Due perturbazioni di fila, ecco dove pioverà di più
Non ci sono pause. Perturbazione in entrata in queste ore per un weekend con l'ombrello. Poi altre perturbazioni la prossima settimana.

Mentre scriviamo queste righe, la pioggia è tornata a bagnare tante città del Nord Italia grazie all’ingresso di una nuova perturbazione atlantica che va improvvisamente a interrompere la pausa a cui l’Italia è andata incontro dopo il potente ciclone africano che ha devastato le coste dell’estremo Sud. Una pausa davvero irrisoria, visto che tra poco più di 24 ore tornerà a piovere praticamente su quasi ogni angolo d’Italia.

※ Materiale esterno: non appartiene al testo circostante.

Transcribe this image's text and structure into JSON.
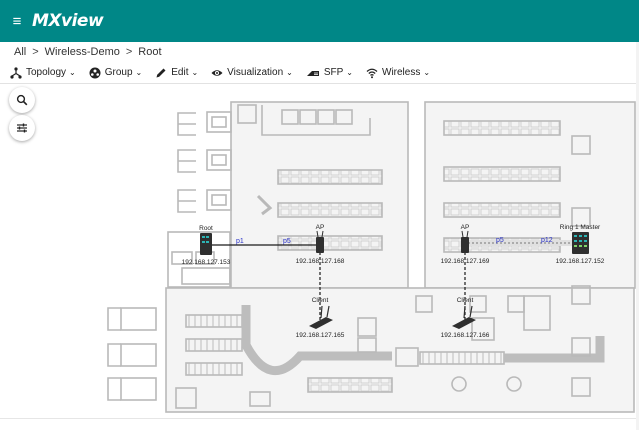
{
  "app": {
    "logo": "MXview",
    "menu_icon": "hamburger-icon"
  },
  "breadcrumb": {
    "items": [
      "All",
      "Wireless-Demo",
      "Root"
    ],
    "separator": ">"
  },
  "toolbar": {
    "items": [
      {
        "label": "Topology",
        "icon": "topology-icon"
      },
      {
        "label": "Group",
        "icon": "group-icon"
      },
      {
        "label": "Edit",
        "icon": "pencil-icon"
      },
      {
        "label": "Visualization",
        "icon": "eye-icon"
      },
      {
        "label": "SFP",
        "icon": "sfp-icon"
      },
      {
        "label": "Wireless",
        "icon": "wifi-icon"
      }
    ]
  },
  "floating": {
    "search_icon": "search-icon",
    "filter_icon": "tune-icon"
  },
  "topology": {
    "devices": [
      {
        "name": "Root",
        "ip": "192.168.127.153",
        "kind": "switch"
      },
      {
        "name": "AP",
        "ip": "192.168.127.168",
        "kind": "ap"
      },
      {
        "name": "Client",
        "ip": "192.168.127.165",
        "kind": "client"
      },
      {
        "name": "AP",
        "ip": "192.168.127.169",
        "kind": "ap"
      },
      {
        "name": "Client",
        "ip": "192.168.127.166",
        "kind": "client"
      },
      {
        "name": "Ring 1 Master",
        "ip": "192.168.127.152",
        "kind": "switch"
      }
    ],
    "ports": [
      "p1",
      "p5",
      "p5",
      "p12"
    ]
  },
  "colors": {
    "header": "#008787",
    "port_label": "#2a33c8",
    "link": "#1a1a1a",
    "floor": "#9a9a9a"
  }
}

Questo vortice di bassa pressione avrà una traiettoria molto più settentrionale: non sarà assolutamente paragonabile al ciclone africano dei giorni scorsi, ma si tratta di una perturbazione prettamente atlantica che a grandi falcate si dirigerà sull’Alto Tirreno e proprio qui, durante il weekend, darà vita a un ciclone piuttosto insidioso. L’occhio del ciclone stazionerà sul Tirreno e attorno a questo minimo barico ruoteranno nubi cariche di precipitazioni che investiranno soprattutto il Nord e le regioni tirreniche. Insomma, il bersaglio del maltempo questa volta non sarà l’estremo Sud, bensì il Nord Italia e il lato tirrenico, che vedranno effettivamente gli accumuli più abbondanti.
Ricordiamo però che non sarà l’unica perturbazione da qui al termine di gennaio. Addirittura, mappe alla mano, risulta che entro fine mese arriveranno in totale tre perturbazioni: la prima è quella che proprio in queste ore sta approdando sul nostro Stivale e che ci farà compagnia fino a lunedì sera; la seconda arriverà a metà prossima settimana; l’ultima, ma non meno importante, durante i giorni della Merla.
Insomma, si prospetta un finale di gennaio davvero dinamico e scoppiettante che costringerà molte regioni a rimettere mano all’ombrello con molta frequenza. Pioverà soprattutto al Nord e sul versante tirrenico, dove spuntano picchi oltre i 100 mm di pioggia, specie tra Campania, Lazio, Toscana e Liguria orientale. Lungo l’Appennino e in particolar modo sui versanti occidentali della catena montuosa potrebbero precipitare anche oltre 150 mm di pioggia grazie al fenomeno dello stau. Discorso simile anche per le Alpi centro-orientali, dove gli accumuli risulteranno decisamente abbondanti.

Certamente una grande notizia soprattutto per le medie e alte quote, che potranno finalmente godere di nevicate sostanziose dopo un periodo di secca a inizio anno. Nevicherà indicativamente oltre i 1000 m sulle Alpi orientali e oltre i 1200–1500 metri lungo l’Appennino, mentre le uniche zone dove potrebbe nevicare fino a quote piuttosto basse restano il Nord-Ovest, soprattutto su Piemonte e Valle d’Aosta, dove i fiocchi bianchi potrebbero spingersi localmente fino a bassissima quota o addirittura in pianura, sia durante questo sabato sia durante la prossima settimana in occasione delle altre ondate di maltempo.